This file determines part of the configuration of the template.

  • default parameters for the reports if the variable $params does not exist (see below)
  • research settings that are used to build paths and captions
  • the location of the data

4. Quarto YAML

As mentioned, the template works with basic-report and advanced-report profiles. The basic-report profile contains the conclusions, fairness analysis and factors analysis. The advanced-report analysis also contains a section on the underlying prediction models, explains the underlying concepts, and shows all relevant R code. Three files accomplish this: _quarto.yml, _quarto-basic-report.yml and _quarto-advanced-report.yml. The _quarto.yml file contains both reports’ general settings; the other files contain the specific settings for the basic and advanced reports.

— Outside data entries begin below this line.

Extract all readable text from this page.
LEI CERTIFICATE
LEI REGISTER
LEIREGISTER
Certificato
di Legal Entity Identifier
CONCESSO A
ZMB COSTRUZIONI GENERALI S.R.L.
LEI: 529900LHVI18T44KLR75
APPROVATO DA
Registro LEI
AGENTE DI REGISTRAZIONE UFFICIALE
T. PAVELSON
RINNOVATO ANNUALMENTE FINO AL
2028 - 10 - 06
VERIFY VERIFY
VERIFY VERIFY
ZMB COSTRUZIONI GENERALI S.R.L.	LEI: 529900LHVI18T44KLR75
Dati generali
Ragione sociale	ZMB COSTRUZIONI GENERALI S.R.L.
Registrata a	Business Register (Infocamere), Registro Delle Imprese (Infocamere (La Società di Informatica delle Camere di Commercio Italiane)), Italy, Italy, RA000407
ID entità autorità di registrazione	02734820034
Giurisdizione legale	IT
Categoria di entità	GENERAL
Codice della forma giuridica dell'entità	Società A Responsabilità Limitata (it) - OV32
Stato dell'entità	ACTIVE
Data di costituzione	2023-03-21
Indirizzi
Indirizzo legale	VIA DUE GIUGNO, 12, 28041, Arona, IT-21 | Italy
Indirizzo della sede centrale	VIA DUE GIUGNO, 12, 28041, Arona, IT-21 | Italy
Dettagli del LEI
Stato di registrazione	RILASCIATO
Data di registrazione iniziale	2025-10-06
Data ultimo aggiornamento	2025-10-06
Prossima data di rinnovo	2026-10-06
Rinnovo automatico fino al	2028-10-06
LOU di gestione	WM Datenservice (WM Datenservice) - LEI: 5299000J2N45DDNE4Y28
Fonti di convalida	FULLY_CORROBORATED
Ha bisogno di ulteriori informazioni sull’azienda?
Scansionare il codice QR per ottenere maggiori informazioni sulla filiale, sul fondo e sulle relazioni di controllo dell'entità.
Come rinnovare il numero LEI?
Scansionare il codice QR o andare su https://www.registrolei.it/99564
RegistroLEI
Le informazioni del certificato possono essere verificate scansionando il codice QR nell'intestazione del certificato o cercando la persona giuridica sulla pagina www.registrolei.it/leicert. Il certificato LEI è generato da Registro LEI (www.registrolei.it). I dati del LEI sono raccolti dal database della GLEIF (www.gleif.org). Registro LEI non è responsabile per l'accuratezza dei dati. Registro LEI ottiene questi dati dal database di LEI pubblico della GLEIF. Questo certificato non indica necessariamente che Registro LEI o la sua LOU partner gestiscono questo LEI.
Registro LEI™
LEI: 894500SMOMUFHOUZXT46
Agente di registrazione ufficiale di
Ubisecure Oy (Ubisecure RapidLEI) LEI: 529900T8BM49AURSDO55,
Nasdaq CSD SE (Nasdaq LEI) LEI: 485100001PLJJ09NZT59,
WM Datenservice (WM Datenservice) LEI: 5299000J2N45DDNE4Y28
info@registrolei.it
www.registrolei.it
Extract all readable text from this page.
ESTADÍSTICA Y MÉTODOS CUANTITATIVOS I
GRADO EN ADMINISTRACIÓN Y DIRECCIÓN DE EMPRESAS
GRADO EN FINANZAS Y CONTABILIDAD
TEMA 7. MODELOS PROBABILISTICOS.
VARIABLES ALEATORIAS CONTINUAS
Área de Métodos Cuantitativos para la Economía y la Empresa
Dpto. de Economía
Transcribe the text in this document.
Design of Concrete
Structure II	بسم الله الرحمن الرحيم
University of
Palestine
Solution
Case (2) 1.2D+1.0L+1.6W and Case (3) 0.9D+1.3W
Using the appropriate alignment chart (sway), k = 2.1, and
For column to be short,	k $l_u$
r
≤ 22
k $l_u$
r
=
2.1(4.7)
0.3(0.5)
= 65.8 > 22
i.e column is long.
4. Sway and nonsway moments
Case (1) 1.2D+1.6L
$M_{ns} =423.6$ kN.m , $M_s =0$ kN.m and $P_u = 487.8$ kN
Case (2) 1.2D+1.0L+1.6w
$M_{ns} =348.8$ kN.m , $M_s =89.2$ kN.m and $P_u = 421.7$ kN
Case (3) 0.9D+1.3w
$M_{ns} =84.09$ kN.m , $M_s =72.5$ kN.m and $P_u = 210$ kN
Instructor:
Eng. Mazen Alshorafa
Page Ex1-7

The quarto.yml file has the following options:

  • The project settings (book) and associated details: author, date (based on the latest modification date), navigation.
  • Information on the location of the favicon.
  • The two profiles basic and advanced. If no profile is specified, the first profile prevails.
  • The branding settings: the location of the house-style files.
  • The editor settings: work with the source code view instead of the visual view.
  • The execution settings: do not save markdown files and hide console output.
  • The citation settings: the location of the bibliography and the Citation Style Language (APA).
  • The language settings: the language of the report.
  • The lightbox settings: enlarges images when you click on them.
  • The HTML settings: numbering, scrolling, the engine for mathematical texts, the font size (110%), the possibility for comments (via hypothesis), the theme, the output settings, the table of contents and links under ‘More information’.
  • Other settings: configuration.

The quarto-basic-report.yml file has the following options:

  • The project name and output directory.
  • The specific theme settings: the basic-report scss file.
  • The specific execution settings: save files that have not changed (freeze); this setting ensures that when rendering, a _freeze folder is created with elements that do not change and are reused in this template. If your web pages still don’t change after modifications, manually delete the _freeze folder and re-render the template.
  • The book settings: the title, chapter order and appendices. NB. This template hides Chapter 4: The development of prediction models.

The quarto-advanced-report.yml file has the following options:

  • The project name and output directory.
  • The specific theme settings: settings for showing R code and the advanced-report scss file.
  • The specific execution settings: show the outcomes of the R-chunks (echo: true). This template does not use the freeze option to avoid reusing too much material.
  • The book settings: the title, the order of the chapters and appendices. This template shows Chapter 4: the development of prediction models.

If you want to learn more about using Quarto profiles, visit the Quarto documentation 🔗.

📚 Rendering your first fairness reports

Now that you know the structure and contents of the project, you can build your first report. As noticed, two reports are available: an advanced report for data scientists and a basic report for decision-makers. You must start with the advanced report before creating the basic report. You find examples of these reports in your repository’s _examples folder.

Since the template has several dependencies, you must render the pages using the terminal. Do not render the pages using the Render button within RStudio.

Render the _advanced-report using the default settings

First, run the _advanced-report using the default settings. In total, rendering this report for the first time will take about 5-10 minutes.

  • To start with, you will create an extended report for The Hague University of Applied Sciences (THUAS) with the default settings. It contains detailed information about the fairness analysis: prediction models, R-code and an explanation of each step with references.

To render the report, follow these steps:

Since the template has several dependencies, you must render the pages using the terminal. Do not render the pages using the Render button within RStudio.

  1. Open a terminal in RStudio (second tab at the bottom of your screen).
  2. Run the following command for the _advanced-report:
quarto render --profile advanced-report
  1. The first time this report is generated, the process may take 5–10 minutes. This is normal — please do not interrupt it and allow it to complete.
  2. The report is based on synthesized data from the bachelor’s Communication & Multimedia Design (CMD), and will be created in the _advanced-report folder of your project.

After rendering

  1. Once finished, click on _advanced-report/index.html and choose View in Web Browser.
  2. If you don’t see this file, click the refresh icon at the top right of the folder. If you still don’t see the report, check the console for errors.
  3. When you rerun the report, the output will be removed and a new report will be created. If you want to keep the previously rendered output, copy the entire folder to a location outside of your project.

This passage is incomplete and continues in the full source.